Nach fast 25 Jahren ist in dieser Woche Schluss. Das Arko-Geschäft am Güstrower Markt, das von Sabine Spichalski als Franchise-Nehmerin geführt wurde, wird definitiv geschlossen. Spätestens am 23. Dezember will die Inhaberin alle Waren verkauft haben.

Für die Güstrowerin sind die letzten Wochen sehr schwer gewesen, doch sie sieht keinen anderen Weg. „Es wäre jetzt ein großer Umbau nötig, für den ich investieren und dafür einen Kredit aufnehmen müsste. Außerdem habe ich das Rentenalter erreicht“, sagt die 65-Jährige. Einen Nachfolger habe sie für das Geschäft nicht gefunden.

Gemeinsam mit den Mitarbeiterinnen Bärbel Stiemer und Ursula Kainath stand Sabine Spichalski in den vergangenen Jahren Tag für Tag hinter dem Tresen, um frisch gemahlenen Kaffee oder Schokolade in verschiedenen Varianten zu verkaufen.

26 Jahre hatte die gebürtige Güstrowerin im Fleischkombinat als Disponentin gearbeitet, bevor mit der Wende alles anders wurde und sie sich neu orientierte. Die Arbeit hier im Geschäft, 1993 als Filialleiterin und dann ab 2004 als Franchise-Nehmerin, hat ihr sehr viel Freude gemacht. „Es war eine sehr schöne Zeit und es tut mir auch richtig weh, aufzuhören“, sagt Sabine Spichalski.

Viele Blumen und Dank hat Sabine Spichalski in den vergangenen Tagen erhalten.

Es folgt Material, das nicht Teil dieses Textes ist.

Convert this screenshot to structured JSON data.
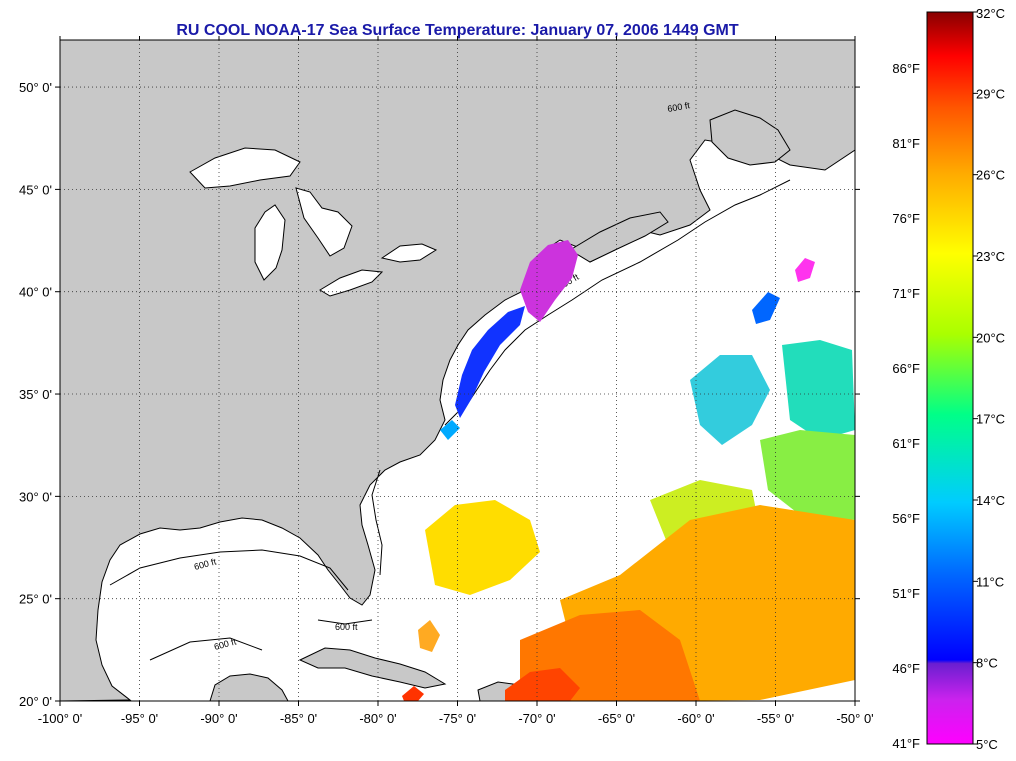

Auch das zeugt von der Zufriedenheit der Kunden. In dieser Woche wird es noch eine Kaffeelieferung geben. Aber wenn die verkauft ist, wird nichts mehr nachbestellt. Dann bleibt der Laden geschlossen und wird eine weitere Lücke in die Verkaufslandschaft in der Güstrower Innenstadt schlagen.